Voici Sarandos, directement : « Je pense que l’IA va générer un formidable ensemble d’outils créatifs, un excellent moyen pour les créateurs de raconter de meilleures histoires. » Mais, concède-t-il, d’une manière qui « flatte les artistes », le lien vient de « la beauté de l’écriture, c’est dans l’alchimie des acteurs. C’est dans l’intrigue, le rebondissement surprise. Ensuite, cependant, Sarandos est devenu un peu plus inquiétant, essayant de suggérer un cadre dans lequel les gens ne comprennent pas vraiment. se soucier si l’art qu’ils consomment est généré avec l’aide de l’IA ou non.* « Je ne dis pas que le public ne remarque pas tous ces autres [AI] des choses. Mais je pense qu’ils se soucient en grande partie de se connecter avec la narration. Et je dirais qu’ils ne se soucient probablement pas beaucoup des budgets, et peut-être même pas de la technologie nécessaire pour y parvenir.
*Nous n’accordons pas automatiquement cette prémisse.
Sarandos a ensuite établi des parallèles avec l’animation, en déclarant : « Si vous regardez en arrière sur cent ans de divertissement, vous pouvez voir à quel point la technologie et le divertissement de qualité fonctionnent de pair », a-t-il déclaré. « L’animation n’est pas devenue moins chère, elle s’est améliorée avec le passage du dessin manuel à l’animation CGI.* Et plus de personnes travaillent dans l’animation aujourd’hui que jamais dans l’histoire. »

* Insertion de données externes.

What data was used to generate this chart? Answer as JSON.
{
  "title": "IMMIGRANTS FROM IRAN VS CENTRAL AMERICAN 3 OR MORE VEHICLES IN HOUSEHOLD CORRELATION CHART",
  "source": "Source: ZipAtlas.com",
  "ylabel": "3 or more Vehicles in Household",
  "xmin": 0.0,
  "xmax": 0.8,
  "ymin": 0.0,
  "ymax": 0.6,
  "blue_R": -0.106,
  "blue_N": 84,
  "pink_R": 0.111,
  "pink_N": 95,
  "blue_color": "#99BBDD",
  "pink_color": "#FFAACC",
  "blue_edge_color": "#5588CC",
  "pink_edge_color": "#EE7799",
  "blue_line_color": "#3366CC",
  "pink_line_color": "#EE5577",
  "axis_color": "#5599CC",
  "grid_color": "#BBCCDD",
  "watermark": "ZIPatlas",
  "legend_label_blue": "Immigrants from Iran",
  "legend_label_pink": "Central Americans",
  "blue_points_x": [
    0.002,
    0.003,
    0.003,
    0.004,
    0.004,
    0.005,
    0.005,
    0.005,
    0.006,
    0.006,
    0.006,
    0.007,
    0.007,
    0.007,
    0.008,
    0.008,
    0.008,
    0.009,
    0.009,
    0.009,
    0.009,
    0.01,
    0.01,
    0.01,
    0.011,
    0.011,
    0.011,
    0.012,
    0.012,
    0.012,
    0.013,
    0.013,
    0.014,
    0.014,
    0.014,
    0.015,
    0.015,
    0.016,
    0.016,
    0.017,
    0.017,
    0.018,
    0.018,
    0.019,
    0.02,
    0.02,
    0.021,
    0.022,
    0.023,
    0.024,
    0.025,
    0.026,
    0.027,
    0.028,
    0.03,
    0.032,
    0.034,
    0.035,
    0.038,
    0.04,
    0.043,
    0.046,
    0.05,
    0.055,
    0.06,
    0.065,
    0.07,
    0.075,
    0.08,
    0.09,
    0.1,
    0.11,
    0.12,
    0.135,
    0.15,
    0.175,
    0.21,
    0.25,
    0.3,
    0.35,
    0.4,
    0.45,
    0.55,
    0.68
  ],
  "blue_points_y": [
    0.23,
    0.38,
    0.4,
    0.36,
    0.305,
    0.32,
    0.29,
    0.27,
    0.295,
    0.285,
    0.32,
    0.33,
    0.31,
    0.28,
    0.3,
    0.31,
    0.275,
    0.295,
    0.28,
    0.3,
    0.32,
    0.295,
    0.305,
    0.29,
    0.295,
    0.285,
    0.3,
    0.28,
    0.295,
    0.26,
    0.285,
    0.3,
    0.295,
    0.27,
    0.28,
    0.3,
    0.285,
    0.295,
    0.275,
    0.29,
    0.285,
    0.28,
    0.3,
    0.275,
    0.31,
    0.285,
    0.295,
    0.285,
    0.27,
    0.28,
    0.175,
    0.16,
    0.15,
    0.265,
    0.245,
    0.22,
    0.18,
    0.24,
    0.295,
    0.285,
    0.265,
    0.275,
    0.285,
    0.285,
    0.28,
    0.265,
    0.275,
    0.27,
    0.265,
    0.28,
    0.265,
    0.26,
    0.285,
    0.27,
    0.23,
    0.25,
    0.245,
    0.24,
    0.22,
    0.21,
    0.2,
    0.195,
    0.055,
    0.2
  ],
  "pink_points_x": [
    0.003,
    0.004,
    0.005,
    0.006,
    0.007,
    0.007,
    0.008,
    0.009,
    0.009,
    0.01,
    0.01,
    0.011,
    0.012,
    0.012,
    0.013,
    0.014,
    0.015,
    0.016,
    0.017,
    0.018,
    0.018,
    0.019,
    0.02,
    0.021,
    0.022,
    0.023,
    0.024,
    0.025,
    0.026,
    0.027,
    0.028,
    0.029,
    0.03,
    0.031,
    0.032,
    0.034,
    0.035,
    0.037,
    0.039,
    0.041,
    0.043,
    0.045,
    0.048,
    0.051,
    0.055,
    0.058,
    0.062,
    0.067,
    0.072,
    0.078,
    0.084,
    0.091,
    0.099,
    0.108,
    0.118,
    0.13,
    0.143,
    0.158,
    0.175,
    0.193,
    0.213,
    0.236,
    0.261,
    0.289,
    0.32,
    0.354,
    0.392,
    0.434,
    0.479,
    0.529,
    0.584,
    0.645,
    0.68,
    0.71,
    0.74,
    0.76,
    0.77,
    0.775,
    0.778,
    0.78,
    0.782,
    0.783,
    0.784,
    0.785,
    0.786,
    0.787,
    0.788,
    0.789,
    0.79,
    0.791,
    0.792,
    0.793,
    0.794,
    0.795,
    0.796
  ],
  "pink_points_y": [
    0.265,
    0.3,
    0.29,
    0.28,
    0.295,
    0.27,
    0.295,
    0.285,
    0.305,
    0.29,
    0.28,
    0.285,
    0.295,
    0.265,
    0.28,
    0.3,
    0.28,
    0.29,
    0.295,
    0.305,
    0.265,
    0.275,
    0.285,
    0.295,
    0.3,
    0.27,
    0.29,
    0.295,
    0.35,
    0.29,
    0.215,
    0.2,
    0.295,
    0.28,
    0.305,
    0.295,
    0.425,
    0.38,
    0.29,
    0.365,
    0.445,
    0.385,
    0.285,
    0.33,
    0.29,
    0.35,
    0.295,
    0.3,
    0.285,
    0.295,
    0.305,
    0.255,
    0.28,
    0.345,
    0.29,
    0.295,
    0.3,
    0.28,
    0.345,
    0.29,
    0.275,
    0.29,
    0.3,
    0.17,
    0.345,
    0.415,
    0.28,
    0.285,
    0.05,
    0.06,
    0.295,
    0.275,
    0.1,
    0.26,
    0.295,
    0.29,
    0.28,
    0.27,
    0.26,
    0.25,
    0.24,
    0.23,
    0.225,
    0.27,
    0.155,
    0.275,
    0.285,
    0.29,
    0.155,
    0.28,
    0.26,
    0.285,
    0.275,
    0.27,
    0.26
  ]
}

*Nous n’accordons pas automatiquement cette prémisse.
Si vous analysez tout le langage diplomatique de la déclaration de Sarandos – y compris l’affirmation selon laquelle certains créatifs eux-mêmes sont impatients de commencer à jouer avec ce genre de choses – la conclusion est que Netflix va continuer à foutre en l’air la génération de contenu IA, dans la mesure où il ne le fera pas. faites-les crier dessus, ce qu’ils estiment probablement se situer quelque part entre « Nous avons utilisé un ordinateur pour taper ceci » et « AI Seinfeld pour l’éternité ». Il est clair que des gars comme Sarandos savent qu’il existe encore une limite stricte à l’acceptabilité du public pour l’utilisation de cette technologie pour remplacer le travail des artistes, mais aussi que c’est une barrière qu’ils peuvent continuer à pousser et à stimuler.

Jeanne est une journaliste de 27 ans qui se passionne pour le cinéma et la culture pop. Elle adore dévorer des séries Netflix et se tenir au courant des dernières news sur les célébrités du moment. Jeanne a toujours été intéressée par l’écriture, et elle aime travailler comme journaliste car cela lui permet de partager sa passion pour la narration avec les autres.